Please see: Reduce Homework Hassles with these Simple Tips by Dr. Robert Myers, Child Psychologist.

4. Allow natural consequences to teach your child. Many parents ask if they should let their child fail rather than rescue them. In James Lehman’s article Why You Should Let Your Child Fail- the Benefits of Natural Consequences, he discusses ways to process this decision. Failure can also be an opportunity for growth and accountability, but ultimately, this is a decision parents need to make.

See also Sinking Fast at School: How to Help Your Child Stay Afloat by James Lehman, MSW

5. Don’t blame — Communicate. In her article, When Your Child Has Problems at School: 6 Tips for Parents, Janet Lehman discusses ways to work with a school for your child’s benefit. In most cases, blaming the school or a teacher is not going to help anyone, especially your child. It’s important to communicate with the school and work with them. Also remember, it’s not about you; it’s about your child.

6. Add structure to your night. Finally, James outlines a way to schedule the evening to help your child do their homework. Homework Hell? Part II: 7 Real Techniques That Work. By creating a routine and staying in the study area or checking in with them every 15 or 20 minutes, for example, you will help your child stay on task and help them feel supported rather than shackled to their books.

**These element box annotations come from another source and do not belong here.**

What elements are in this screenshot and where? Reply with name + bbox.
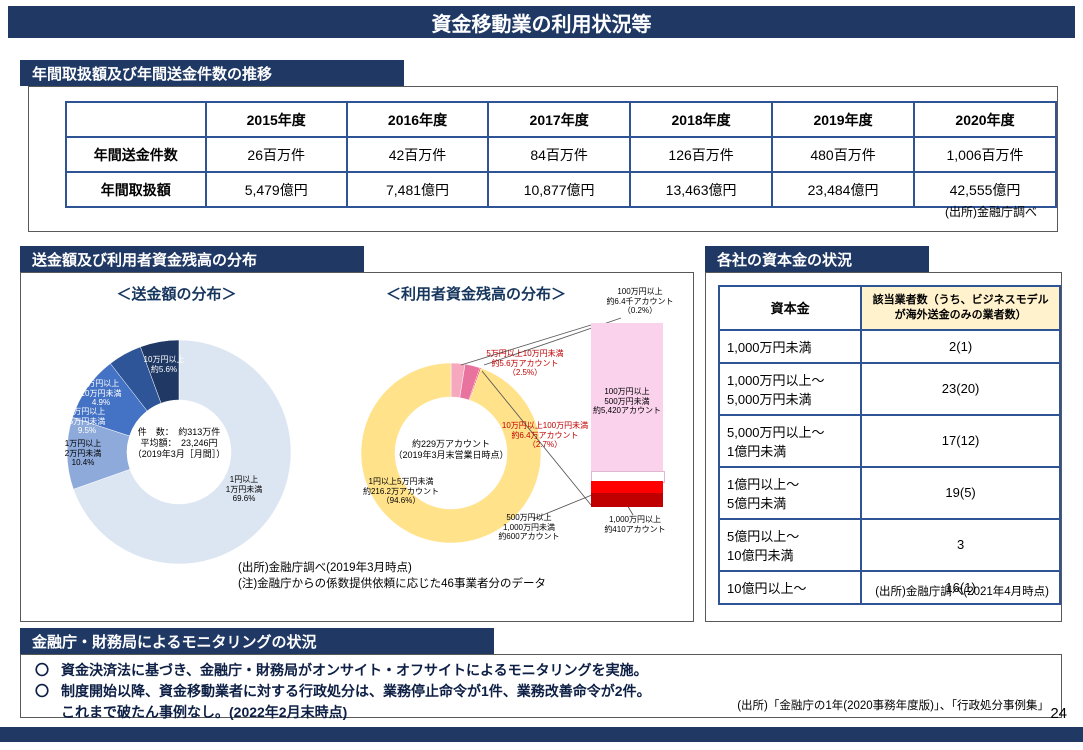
section-header-label: 送金額及び利用者資金残高の分布 bbox=[32, 251, 258, 269]
annual-stats-panel: 2015年度 2016年度 2017年度 2018年度 2019年度 2020年… bbox=[28, 86, 1058, 232]
section-header-capital: 各社の資本金の状況 bbox=[705, 246, 929, 272]
table-row-remittance-count: 年間送金件数 26百万件 42百万件 84百万件 126百万件 480百万件 1… bbox=[65, 136, 1057, 173]
bullet-marker: 〇 bbox=[35, 683, 49, 700]
bullet-item: 〇 資金決済法に基づき、金融庁・財務局がオンサイト・オフサイトによるモニタリング… bbox=[35, 660, 1045, 680]
value-cell: 13,463億円 bbox=[629, 171, 774, 208]
bar-segment-100-500 bbox=[591, 323, 663, 471]
donut-slice-label: 5万円以上10万円未満 約5.6万アカウント （2.5%） bbox=[486, 349, 564, 378]
value-cell: 126百万件 bbox=[629, 136, 774, 173]
capital-panel: 資本金 該当業者数（うち、ビジネスモデルが海外送金のみの業者数） 1,000万円… bbox=[705, 272, 1062, 622]
value-cell: 42百万件 bbox=[345, 136, 490, 173]
year-header-cell: 2019年度 bbox=[771, 101, 916, 138]
table-row: 5,000万円以上～ 1億円未満 17(12) bbox=[717, 413, 1061, 468]
value-cell: 10,877億円 bbox=[487, 171, 632, 208]
table-row: 1,000万円未満 2(1) bbox=[717, 328, 1061, 364]
bullet-text: 制度開始以降、資金移動業者に対する行政処分は、業務停止命令が1件、業務改善命令が… bbox=[61, 683, 651, 720]
bullet-list: 〇 資金決済法に基づき、金融庁・財務局がオンサイト・オフサイトによるモニタリング… bbox=[35, 660, 1045, 723]
section-header-label: 金融庁・財務局によるモニタリングの状況 bbox=[32, 633, 317, 651]
year-header-cell: 2018年度 bbox=[629, 101, 774, 138]
section-header-monitoring: 金融庁・財務局によるモニタリングの状況 bbox=[20, 628, 494, 654]
count-cell: 23(20) bbox=[860, 361, 1061, 416]
capital-range-cell: 1億円以上～ 5億円未満 bbox=[717, 465, 863, 520]
year-header-cell: 2017年度 bbox=[487, 101, 632, 138]
pie-slice-label: 1円以上 1万円未満 69.6% bbox=[225, 475, 263, 504]
row-label-cell: 年間送金件数 bbox=[65, 136, 207, 173]
bar-segment-500-1000 bbox=[591, 481, 663, 493]
bar-segment-label: 100万円以上 500万円未満 約5,420アカウント bbox=[592, 387, 662, 416]
capital-range-cell: 5,000万円以上～ 1億円未満 bbox=[717, 413, 863, 468]
row-label-cell: 年間取扱額 bbox=[65, 171, 207, 208]
chart-title: ＜利用者資金残高の分布＞ bbox=[385, 286, 566, 303]
section-header-annual-stats: 年間取扱額及び年間送金件数の推移 bbox=[20, 60, 404, 86]
pie-slice-label: 1万円以上 2万円未満 10.4% bbox=[64, 439, 102, 468]
table-header-row: 2015年度 2016年度 2017年度 2018年度 2019年度 2020年… bbox=[65, 101, 1057, 138]
value-cell: 480百万件 bbox=[771, 136, 916, 173]
count-cell: 16(1) bbox=[860, 569, 1061, 605]
value-cell: 26百万件 bbox=[204, 136, 348, 173]
capital-range-cell: 10億円以上～ bbox=[717, 569, 863, 605]
pie-slice-label: 5万円以上 10万円未満 4.9% bbox=[80, 379, 122, 408]
year-header-cell: 2015年度 bbox=[204, 101, 348, 138]
year-header-cell: 2016年度 bbox=[345, 101, 490, 138]
capital-range-cell: 1,000万円未満 bbox=[717, 328, 863, 364]
count-cell: 2(1) bbox=[860, 328, 1061, 364]
table-row: 1億円以上～ 5億円未満 19(5) bbox=[717, 465, 1061, 520]
table-header-row: 資本金 該当業者数（うち、ビジネスモデルが海外送金のみの業者数） bbox=[717, 285, 1061, 331]
slide-title: 資金移動業の利用状況等 bbox=[431, 13, 652, 36]
source-note: (出所)金融庁調べ(2021年4月時点) bbox=[875, 586, 1049, 598]
remittance-amount-pie-chart bbox=[66, 339, 292, 565]
distribution-panel: ＜送金額の分布＞ 10万円以上 約5.6% 5万円以上 10万円未満 4.9% … bbox=[20, 272, 694, 622]
value-cell: 5,479億円 bbox=[204, 171, 348, 208]
count-cell: 19(5) bbox=[860, 465, 1061, 520]
section-header-label: 各社の資本金の状況 bbox=[717, 251, 853, 269]
slide-title-bar: 資金移動業の利用状況等 bbox=[8, 6, 1075, 38]
footnote: (注)金融庁からの係数提供依頼に応じた46事業者分のデータ bbox=[238, 578, 546, 590]
pie-slice-label: 10万円以上 約5.6% bbox=[143, 355, 185, 374]
capital-range-cell: 1,000万円以上～ 5,000万円未満 bbox=[717, 361, 863, 416]
bullet-text: 資金決済法に基づき、金融庁・財務局がオンサイト・オフサイトによるモニタリングを実… bbox=[61, 662, 648, 678]
value-cell: 7,481億円 bbox=[345, 171, 490, 208]
source-note: (出所)金融庁調べ bbox=[945, 205, 1037, 219]
bar-segment-over-1000 bbox=[591, 493, 663, 507]
table-row: 5億円以上～ 10億円未満 3 bbox=[717, 517, 1061, 572]
source-note: (出所)「金融庁の1年(2020事務年度版)」、「行政処分事例集」 bbox=[737, 700, 1049, 712]
user-balance-donut-chart bbox=[360, 362, 542, 544]
capital-table: 資本金 該当業者数（うち、ビジネスモデルが海外送金のみの業者数） 1,000万円… bbox=[717, 285, 1061, 605]
bar-segment-label: 1,000万円以上 約410アカウント bbox=[604, 515, 666, 534]
capital-column-header: 資本金 bbox=[717, 285, 863, 331]
year-header-cell: 2020年度 bbox=[913, 101, 1057, 138]
bullet-item: 〇 制度開始以降、資金移動業者に対する行政処分は、業務停止命令が1件、業務改善命… bbox=[35, 681, 1045, 722]
table-row: 10億円以上～ 16(1) bbox=[717, 569, 1061, 605]
bottom-bar bbox=[0, 727, 1083, 742]
corner-cell bbox=[65, 101, 207, 138]
section-header-distribution: 送金額及び利用者資金残高の分布 bbox=[20, 246, 364, 272]
table-row: 1,000万円以上～ 5,000万円未満 23(20) bbox=[717, 361, 1061, 416]
user-balance-chart: ＜利用者資金残高の分布＞ 100万円以上 約6.4千アカウント （0.2%） 5… bbox=[321, 275, 693, 605]
donut-slice-label: 10万円以上100万円未満 約6.4万アカウント （2.7%） bbox=[501, 421, 589, 450]
monitoring-panel: 〇 資金決済法に基づき、金融庁・財務局がオンサイト・オフサイトによるモニタリング… bbox=[20, 654, 1062, 720]
donut-slice-label: 100万円以上 約6.4千アカウント （0.2%） bbox=[606, 287, 674, 316]
capital-range-cell: 5億円以上～ 10億円未満 bbox=[717, 517, 863, 572]
count-cell: 3 bbox=[860, 517, 1061, 572]
source-note: (出所)金融庁調べ(2019年3月時点) bbox=[238, 562, 412, 574]
value-cell: 23,484億円 bbox=[771, 171, 916, 208]
bar-segment-label: 500万円以上 1,000万円未満 約600アカウント bbox=[498, 513, 560, 542]
value-cell: 1,006百万件 bbox=[913, 136, 1057, 173]
value-cell: 84百万件 bbox=[487, 136, 632, 173]
pie-center-annotation: 件 数： 約313万件 平均額： 23,246円 （2019年3月［月間］） bbox=[132, 427, 226, 459]
section-header-label: 年間取扱額及び年間送金件数の推移 bbox=[32, 65, 273, 83]
count-cell: 17(12) bbox=[860, 413, 1061, 468]
page-number: 24 bbox=[1050, 705, 1067, 722]
chart-title: ＜送金額の分布＞ bbox=[116, 286, 237, 303]
remittance-amount-chart: ＜送金額の分布＞ 10万円以上 約5.6% 5万円以上 10万円未満 4.9% … bbox=[29, 275, 324, 605]
donut-center-annotation: 約229万アカウント （2019年3月末営業日時点） bbox=[393, 439, 509, 460]
bullet-marker: 〇 bbox=[35, 662, 49, 678]
count-column-header: 該当業者数（うち、ビジネスモデルが海外送金のみの業者数） bbox=[860, 285, 1061, 331]
value-cell: 42,555億円 bbox=[913, 171, 1057, 208]
pie-slice-label: 2万円以上 5万円未満 9.5% bbox=[68, 407, 106, 436]
table-row-transaction-amount: 年間取扱額 5,479億円 7,481億円 10,877億円 13,463億円 … bbox=[65, 171, 1057, 208]
donut-slice-label: 1円以上5万円未満 約216.2万アカウント （94.6%） bbox=[362, 477, 440, 506]
annual-stats-table: 2015年度 2016年度 2017年度 2018年度 2019年度 2020年… bbox=[65, 101, 1057, 208]
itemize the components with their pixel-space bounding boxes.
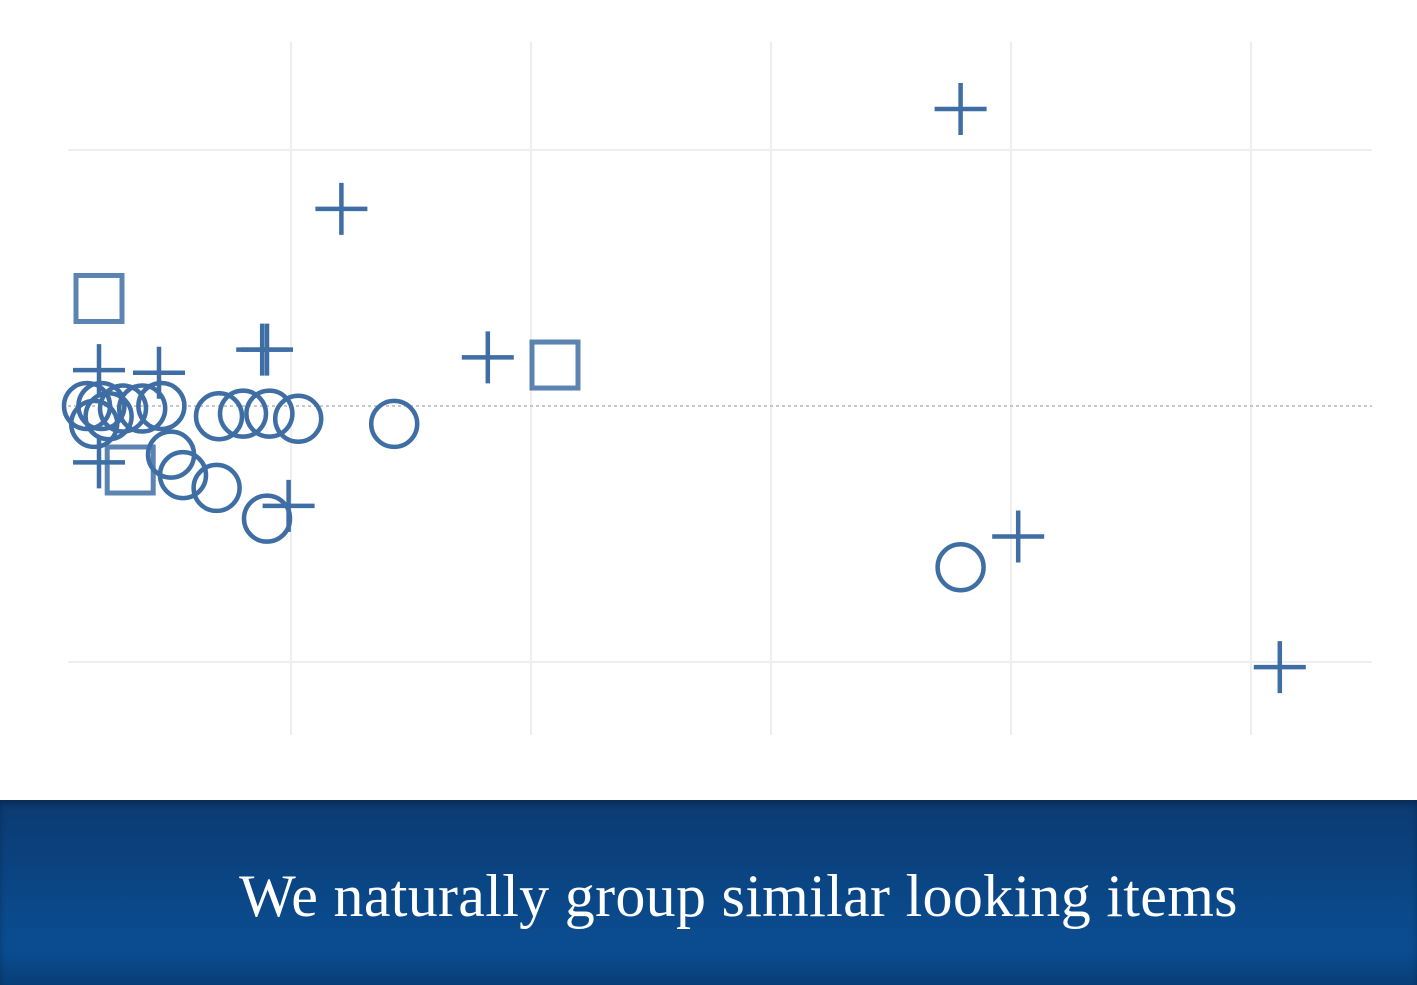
square-marker (73, 272, 125, 324)
circle-marker (136, 380, 187, 432)
circle-marker (116, 383, 168, 434)
circle-marker (76, 380, 127, 432)
circle-marker (191, 462, 242, 514)
marker-layer (61, 83, 1306, 694)
plus-marker (461, 331, 514, 384)
circle-marker (157, 449, 209, 501)
circle-marker (244, 388, 295, 439)
circle-marker (935, 542, 986, 593)
square-marker (104, 444, 156, 496)
circle-marker (368, 398, 420, 450)
circle-marker (217, 388, 269, 439)
caption-bar: We naturally group similar looking items (0, 800, 1417, 985)
caption-text: We naturally group similar looking items (239, 863, 1238, 929)
plus-marker (992, 510, 1045, 563)
plus-marker (934, 83, 987, 136)
square-marker (529, 339, 581, 391)
grid-layer (68, 42, 1372, 735)
plus-marker (241, 323, 293, 376)
circle-marker (193, 390, 245, 442)
scatter-plot (61, 42, 1372, 735)
circle-marker (97, 383, 149, 434)
circle-marker (272, 393, 324, 445)
plus-marker (315, 182, 368, 235)
circle-marker (241, 493, 293, 544)
plus-marker (1253, 641, 1306, 694)
chart-area (61, 42, 1372, 735)
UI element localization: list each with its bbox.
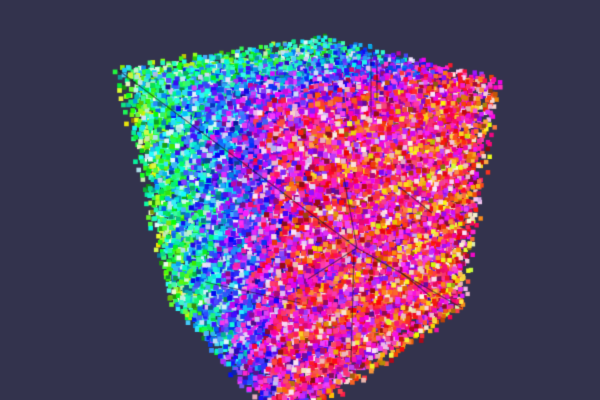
point-cloud-canvas[interactable]: [0, 0, 600, 400]
3d-viewport: [0, 0, 600, 400]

As with any difficult situation, keep your suggestions and assistance as positive as possible. Remember, this is your child’s job, not yours. Ask if there is anything you can do to help them rather than just jumping in. Doing too much for your child can give them the message that you don’t think they are capable of doing their work on their own. This can also negatively affect their confidence and create a dependency on parents when the goal is to have them do it independently.

And remember: breathe.

Holly Fields has worked with children with emotional and physical disabilities for more than 15 years in the home, at school, and in rehabilitation settings, as well as therapeutic riding programs. She has been with Legacy Publishing Company on the Parental Support Line since 2011. Holly has a Masters Degree in Special Education. She has two adult children, two rescue dogs and one cat.